И все же в этой кутерьме -- стрельбе, криках, топоте солдатских сапог и
взрывах гранат -- Ромашкин услыхал слабенький роковой щелчок затвора,
которого ждал. "Ну, вот и все, -- мелькнуло в усталом мозгу. -- Вот она и
смерть моя..."
Перед ним стоял, в очках, небритый, тощий, будто чахоточный,
гитлеровец. Черный глазок в стволе его автомата показался Ромашкину
орудийным жерлом. Мелькнул перед глазами огонь. Зазвенело в правом ухе. И...
немец вдруг стал падать на спину, выронил автомат. Ромашкин оглянулся. Сзади
оказался рябоватый -- лицо будто в мелких воронках -- красноармеец. Ощерив
прокуренные зубы, он крикнул:
-- Левашов моя фамилия! С вас причитается, товарищ старший лейтенант! -
и побежал дальше.
Ромашкин, торопясь, сменил магазин, огляделся: "Куда стрелять?" Но
рукопашная уже кончилась, в траншее валялись убитые фашисты. Лежали они и
наверху, недалеко от бруствера. А те, что отошли по ходам сообщения, злобно
отстреливались из следующей траншеи.
Василий вспомнил о своих главных обязанностях -- всегда и везде
добывать сведения о противнике. Стал осматривать сумки убитых оф=C9церов:
нет ли в них карт с обстановкой или других важных документов. У входа в
блиндаж лежал, уткнувшись лицом в свою каску, огромный плечистый унтер. Лица
не было видно, торчали только большие мясистые уши, а на мощной шее белели
кругляшки от заживших нарывов. Из его карманов Ромашкин вынул несколько
писем на голубой бумаге. Попробовал прочесть одно из них и с радостью
убедился, что упорные занятия немецким языком уже сказываются: целую
страничку одолел без затруднения.
"Милый Фридрих, сегодня опять передавали по радио, что каждый, кто
отличился в боях, получит земельный надел на Востоке. Ты уже имеешь Железный
крест, и, мне кажется, пора бы тебе присмотреть место получше. Я вижу его
таким..."
Каким видится жене убитого Фридриха обещанный ей надел на чужой земле,
Василий читать не стал: недосуг. Заглянул в полевую сумку унтера и обнаружил
там нечто более интересное -- листки какой-то инструкции. На листках этих
карандашом старательно были подчеркнуты слова: Следует воспитывать у
немецких солдат, своими действиями вызывающих страх перед германской
расой... Никакой мягкотелости по отношению к кому бы то ни было, независимо
от пола и возраста..."
Ромашкин перешагнул через унтера, взял автомат на изготовку и побежал в
дальний конец траншеи, где усилилась перестрелка.
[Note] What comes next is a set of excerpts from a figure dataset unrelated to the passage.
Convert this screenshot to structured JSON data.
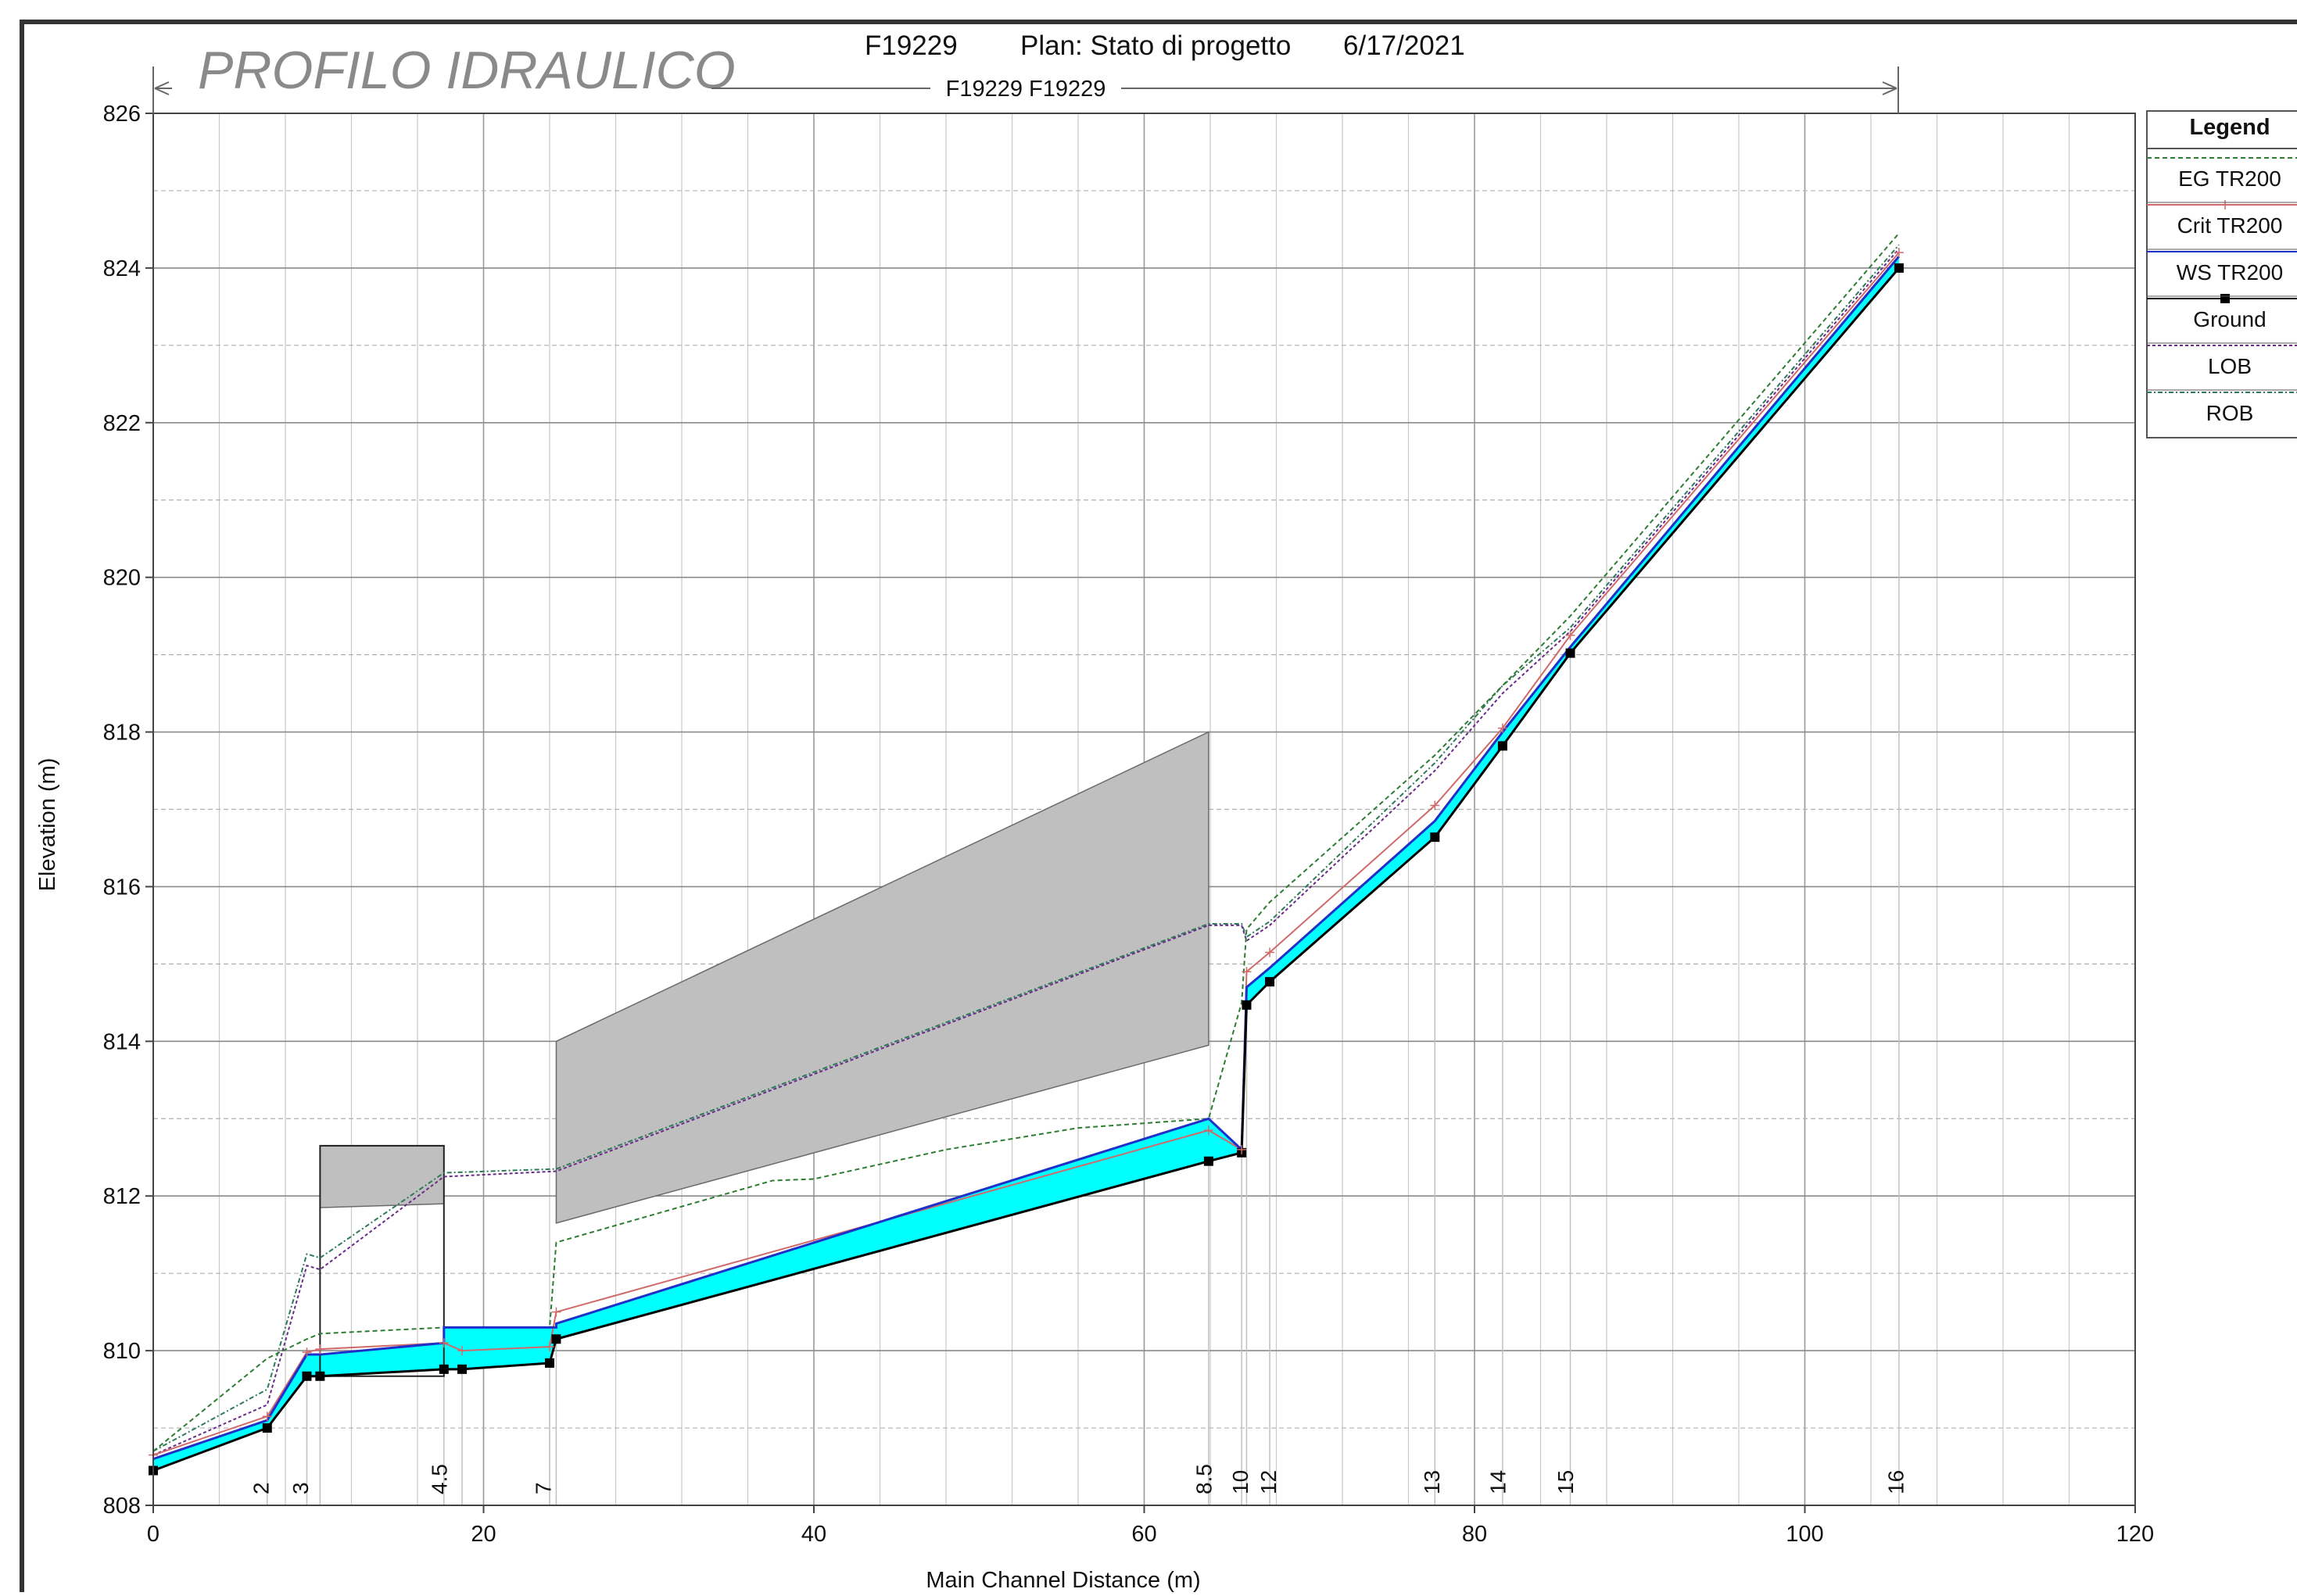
{
  "header": {
    "title": "PROFILO IDRAULICO",
    "project": "F19229",
    "plan": "Plan: Stato di progetto",
    "date": "6/17/2021",
    "reach": "F19229 F19229"
  },
  "legend": {
    "title": "Legend",
    "items": [
      {
        "label": "EG  TR200",
        "color": "#2e7d32",
        "dash": "6 4",
        "marker": ""
      },
      {
        "label": "Crit  TR200",
        "color": "#d06a6a",
        "dash": "",
        "marker": "plus"
      },
      {
        "label": "WS  TR200",
        "color": "#1f2fc9",
        "dash": "",
        "marker": ""
      },
      {
        "label": "Ground",
        "color": "#000000",
        "dash": "",
        "marker": "square"
      },
      {
        "label": "LOB",
        "color": "#6a2b8a",
        "dash": "4 3",
        "marker": ""
      },
      {
        "label": "ROB",
        "color": "#2d7a5a",
        "dash": "6 3 2 3",
        "marker": ""
      }
    ]
  },
  "chart_data": {
    "type": "line",
    "title": "F19229       Plan: Stato di progetto     6/17/2021",
    "xlabel": "Main Channel Distance (m)",
    "ylabel": "Elevation (m)",
    "xlim": [
      0,
      120
    ],
    "ylim": [
      808,
      826
    ],
    "xticks": [
      0,
      20,
      40,
      60,
      80,
      100,
      120
    ],
    "yticks": [
      808,
      810,
      812,
      814,
      816,
      818,
      820,
      822,
      824,
      826
    ],
    "grid": true,
    "legend_position": "right",
    "colors": {
      "water_fill": "#00ffff",
      "structure_fill": "#bfbfbf"
    },
    "section_labels": [
      {
        "label": "2",
        "x": 6.5
      },
      {
        "label": "3",
        "x": 8.9
      },
      {
        "label": "4.5",
        "x": 17.3
      },
      {
        "label": "7",
        "x": 23.6
      },
      {
        "label": "8.5",
        "x": 63.6
      },
      {
        "label": "10",
        "x": 65.8
      },
      {
        "label": "12",
        "x": 67.5
      },
      {
        "label": "13",
        "x": 77.4
      },
      {
        "label": "14",
        "x": 81.4
      },
      {
        "label": "15",
        "x": 85.5
      },
      {
        "label": "16",
        "x": 105.5
      }
    ],
    "section_lines_x": [
      0,
      6.9,
      9.3,
      10.1,
      17.6,
      18.7,
      24.0,
      24.4,
      63.9,
      65.9,
      66.2,
      67.6,
      77.6,
      81.7,
      85.8,
      105.7
    ],
    "series": [
      {
        "name": "Ground",
        "x": [
          0,
          6.9,
          9.3,
          10.1,
          17.6,
          18.7,
          24.0,
          24.4,
          63.9,
          65.9,
          66.2,
          67.6,
          77.6,
          81.7,
          85.8,
          105.7
        ],
        "y": [
          808.45,
          809.0,
          809.67,
          809.67,
          809.76,
          809.76,
          809.84,
          810.15,
          812.45,
          812.56,
          814.47,
          814.77,
          816.64,
          817.82,
          819.02,
          824.0
        ]
      },
      {
        "name": "WS  TR200",
        "x": [
          0,
          6.9,
          9.3,
          10.1,
          17.6,
          17.6,
          24.4,
          24.4,
          63.9,
          65.9,
          66.2,
          67.6,
          77.6,
          81.7,
          85.8,
          105.7
        ],
        "y": [
          808.6,
          809.1,
          809.95,
          809.95,
          810.1,
          810.3,
          810.3,
          810.35,
          813.0,
          812.6,
          814.7,
          814.95,
          816.85,
          818.0,
          819.1,
          824.15
        ]
      },
      {
        "name": "Crit  TR200",
        "x": [
          0,
          6.9,
          9.3,
          10.1,
          17.6,
          18.7,
          24.0,
          24.4,
          63.9,
          65.9,
          66.2,
          67.6,
          77.6,
          81.7,
          85.8,
          105.7
        ],
        "y": [
          808.65,
          809.15,
          809.98,
          810.02,
          810.1,
          810.0,
          810.05,
          810.5,
          812.85,
          812.6,
          814.9,
          815.15,
          817.05,
          818.05,
          819.25,
          824.2
        ]
      },
      {
        "name": "EG  TR200",
        "x": [
          0,
          6.9,
          9.3,
          10.1,
          17.6,
          18.7,
          24.0,
          24.4,
          37.5,
          40.0,
          48.0,
          56.0,
          63.9,
          65.9,
          66.2,
          67.6,
          77.6,
          81.7,
          85.8,
          105.7
        ],
        "y": [
          808.7,
          809.9,
          810.15,
          810.22,
          810.3,
          810.3,
          810.3,
          811.4,
          812.2,
          812.22,
          812.6,
          812.88,
          813.0,
          814.5,
          815.45,
          815.8,
          817.7,
          818.6,
          819.5,
          824.45
        ]
      },
      {
        "name": "LOB",
        "x": [
          0,
          6.9,
          9.3,
          10.1,
          17.6,
          24.4,
          63.9,
          65.9,
          66.2,
          67.6,
          77.6,
          81.7,
          85.8,
          105.7
        ],
        "y": [
          808.65,
          809.3,
          811.1,
          811.05,
          812.25,
          812.32,
          815.5,
          815.5,
          815.3,
          815.5,
          817.5,
          818.5,
          819.3,
          824.25
        ]
      },
      {
        "name": "ROB",
        "x": [
          0,
          6.9,
          9.3,
          10.1,
          17.6,
          24.4,
          63.9,
          65.9,
          66.2,
          67.6,
          77.6,
          81.7,
          85.8,
          105.7
        ],
        "y": [
          808.7,
          809.5,
          811.25,
          811.2,
          812.3,
          812.35,
          815.52,
          815.52,
          815.35,
          815.55,
          817.6,
          818.6,
          819.35,
          824.3
        ]
      }
    ],
    "structures": [
      {
        "points": [
          [
            10.1,
            812.65
          ],
          [
            17.6,
            812.65
          ],
          [
            17.6,
            811.9
          ],
          [
            10.1,
            811.85
          ]
        ],
        "outline_box": [
          [
            10.1,
            809.67
          ],
          [
            17.6,
            812.65
          ]
        ]
      },
      {
        "points": [
          [
            24.4,
            814.0
          ],
          [
            63.9,
            818.0
          ],
          [
            63.9,
            813.95
          ],
          [
            24.4,
            811.65
          ]
        ]
      }
    ]
  }
}
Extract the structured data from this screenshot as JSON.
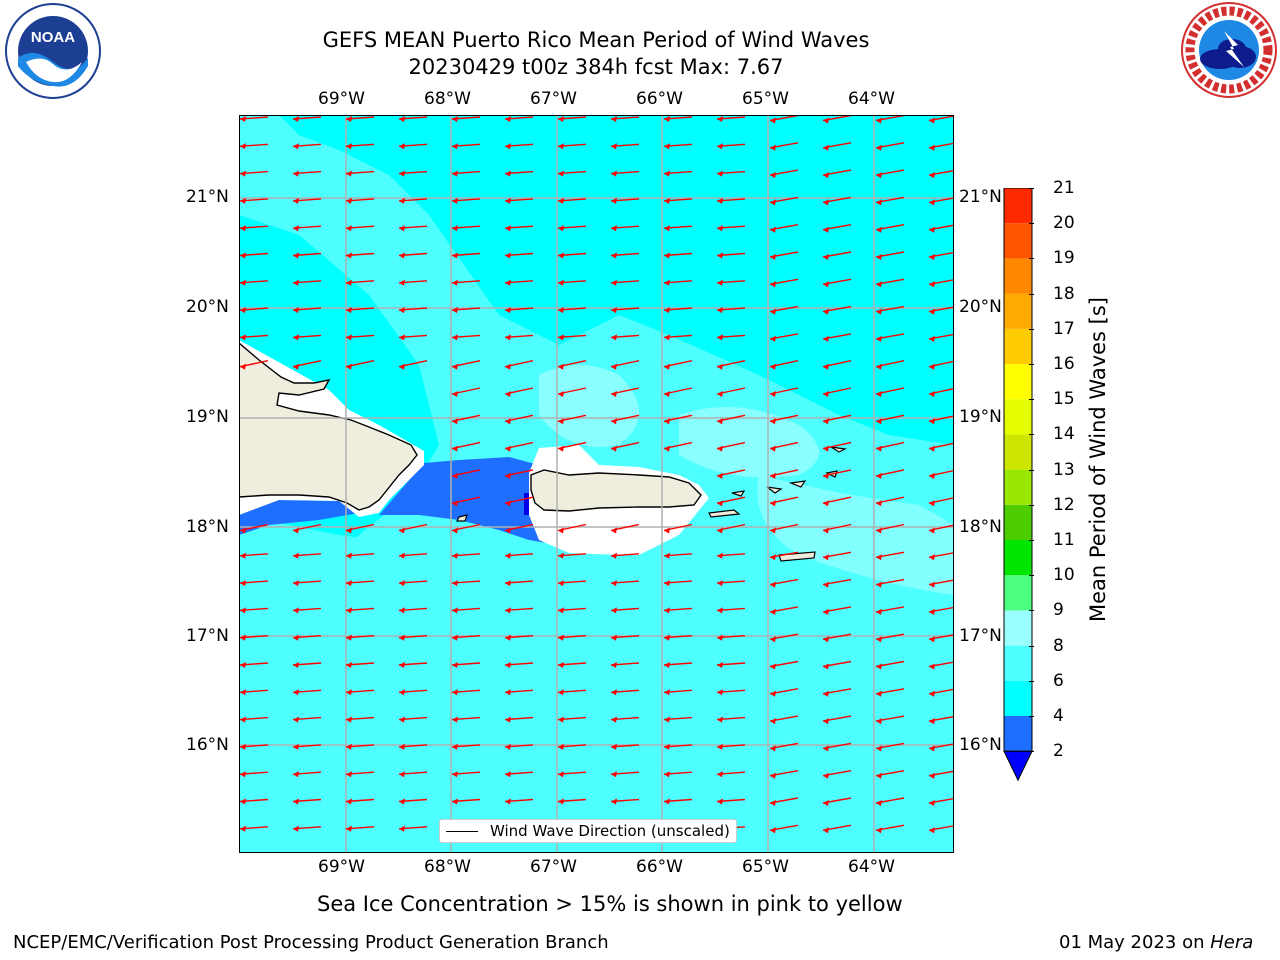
{
  "title": {
    "line1": "GEFS MEAN Puerto Rico Mean Period of Wind Waves",
    "line2": "20230429 t00z 384h fcst   Max: 7.67"
  },
  "logos": {
    "left": "noaa-logo",
    "left_text": "NOAA",
    "left_ring_text": "NATIONAL OCEANIC AND ATMOSPHERIC ADMINISTRATION · U.S. DEPARTMENT OF COMMERCE",
    "right": "nws-logo",
    "right_ring_text": "NATIONAL WEATHER SERVICE"
  },
  "map": {
    "lon_labels": [
      "69°W",
      "68°W",
      "67°W",
      "66°W",
      "65°W",
      "64°W"
    ],
    "lat_labels": [
      "21°N",
      "20°N",
      "19°N",
      "18°N",
      "17°N",
      "16°N"
    ],
    "legend": "Wind Wave Direction (unscaled)",
    "colors": {
      "background": "#00ffff",
      "light": "#4dffff",
      "lighter": "#99ffff",
      "deep": "#1f6fff",
      "deepest": "#0000e6",
      "land": "#efeede",
      "arrow": "#ff0000",
      "grid": "#b0b0b0"
    }
  },
  "colorbar": {
    "label": "Mean Period of Wind Waves [s]",
    "ticks": [
      "2",
      "4",
      "6",
      "8",
      "9",
      "10",
      "11",
      "12",
      "13",
      "14",
      "15",
      "16",
      "17",
      "18",
      "19",
      "20",
      "21"
    ],
    "colors": [
      "#1e6eff",
      "#00ffff",
      "#4dffff",
      "#99ffff",
      "#4dff7f",
      "#00e600",
      "#4dcc00",
      "#99e600",
      "#cce600",
      "#e6ff00",
      "#ffff00",
      "#ffcc00",
      "#ffaa00",
      "#ff8800",
      "#ff5500",
      "#ff2a00"
    ],
    "extend_color": "#0000ff"
  },
  "note": "Sea Ice Concentration > 15% is shown in pink to yellow",
  "footer": {
    "left": "NCEP/EMC/Verification Post Processing Product Generation Branch",
    "right_date": "01 May 2023 on ",
    "right_machine": "Hera"
  }
}
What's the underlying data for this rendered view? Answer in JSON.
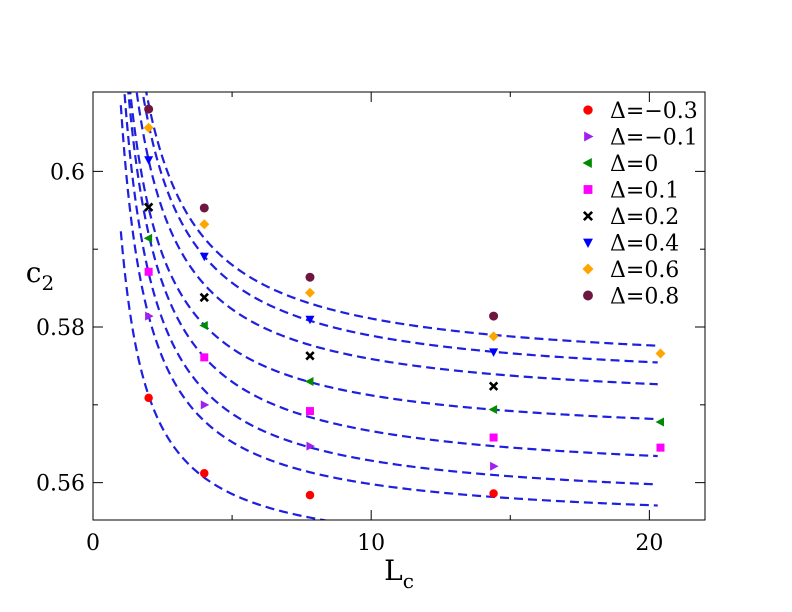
{
  "chart_data": {
    "type": "scatter",
    "xlabel": "L",
    "xlabel_sub": "c",
    "ylabel": "c",
    "ylabel_sub": "2",
    "xlim": [
      0,
      22
    ],
    "ylim": [
      0.5552,
      0.6102
    ],
    "xticks": [
      0,
      10,
      20
    ],
    "xtick_labels": [
      "0",
      "10",
      "20"
    ],
    "xminor": [
      5,
      15
    ],
    "yticks": [
      0.56,
      0.58,
      0.6
    ],
    "ytick_labels": [
      "0.56",
      "0.58",
      "0.6"
    ],
    "yminor": [
      0.57,
      0.59
    ],
    "legend_position": "top-right",
    "fit_style": "dashed",
    "fit_color": "#1f1fe0",
    "fit_x_range": [
      1,
      20.3
    ],
    "series": [
      {
        "name": "Δ=−0.3",
        "marker": "circle",
        "color": "#ff0000",
        "x": [
          2,
          4,
          7.8,
          14.4
        ],
        "y": [
          0.5709,
          0.5612,
          0.5584,
          0.5586
        ],
        "fit": [
          0.5501,
          0.0422
        ]
      },
      {
        "name": "Δ=−0.1",
        "marker": "triangle-right",
        "color": "#a020f0",
        "x": [
          2,
          4,
          7.8,
          14.4
        ],
        "y": [
          0.5814,
          0.57,
          0.5647,
          0.5621
        ],
        "fit": [
          0.5544,
          0.0541
        ]
      },
      {
        "name": "Δ=0",
        "marker": "triangle-left",
        "color": "#008b00",
        "x": [
          2,
          4,
          7.8,
          14.4,
          20.4
        ],
        "y": [
          0.5914,
          0.5802,
          0.573,
          0.5694,
          0.5678
        ],
        "fit": [
          0.5603,
          0.0633
        ]
      },
      {
        "name": "Δ=0.1",
        "marker": "square",
        "color": "#ff00ff",
        "x": [
          2,
          4,
          7.8,
          14.4,
          20.4
        ],
        "y": [
          0.5871,
          0.5761,
          0.5692,
          0.5658,
          0.5645
        ],
        "fit": [
          0.5568,
          0.0603
        ]
      },
      {
        "name": "Δ=0.2",
        "marker": "x",
        "color": "#000000",
        "x": [
          2,
          4,
          7.8,
          14.4
        ],
        "y": [
          0.5954,
          0.5838,
          0.5763,
          0.5724
        ],
        "fit": [
          0.5652,
          0.0602
        ]
      },
      {
        "name": "Δ=0.4",
        "marker": "triangle-down",
        "color": "#0000ff",
        "x": [
          2,
          4,
          7.8,
          14.4
        ],
        "y": [
          0.6015,
          0.5891,
          0.581,
          0.5768
        ],
        "fit": [
          0.5695,
          0.0639
        ]
      },
      {
        "name": "Δ=0.6",
        "marker": "diamond",
        "color": "#ffa500",
        "x": [
          2,
          4,
          7.8,
          14.4,
          20.4
        ],
        "y": [
          0.6056,
          0.5932,
          0.5844,
          0.5788,
          0.5766
        ],
        "fit": [
          0.5721,
          0.0679
        ]
      },
      {
        "name": "Δ=0.8",
        "marker": "hexagon",
        "color": "#6e1540",
        "x": [
          2,
          4,
          7.8,
          14.4
        ],
        "y": [
          0.608,
          0.5953,
          0.5864,
          0.5814
        ],
        "fit": [
          0.5742,
          0.0689
        ]
      }
    ]
  }
}
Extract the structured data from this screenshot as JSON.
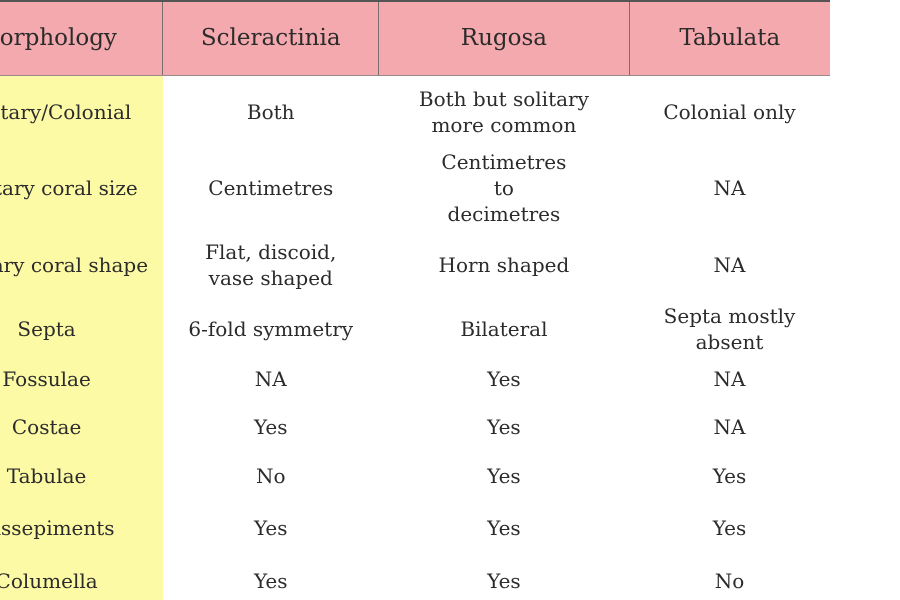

Два раза противник пытался отбить свои позиции и все-таки не отбил.
Вскоре после второй контратаки Ромашкина разыскал Журавлев, потный и еще
больше осунувшийся. Сказал, сдерживая запаленное дыхание:
-- Спасибо тебе, брат, выручил. Бери своих орлов и дуй назад. Командир
полка приказал восстановить резерв.
Ромашкин пошел собирать разведчиков. Пролеткин и Рогатин предстали
перед ним с добычей -- захватили раненого гитлеровца.
Когда Ромашкин возвратился на НП и доложил командиру полка о действиях
своего взвода, подполковник Караваев, кажется, впервые за тот день
улыбнулся.
-- Ну, молодцы! Начальник штаба, допроси пленного.
Пленный находился неподалеку -- в овражке, где отдыхали разведчики. Был
он уже перевязан и чувствовал себя довольно бодро, но при появлении
Колокольцева почему-то закрыл глаза. Майор задал ему несколько вопросов.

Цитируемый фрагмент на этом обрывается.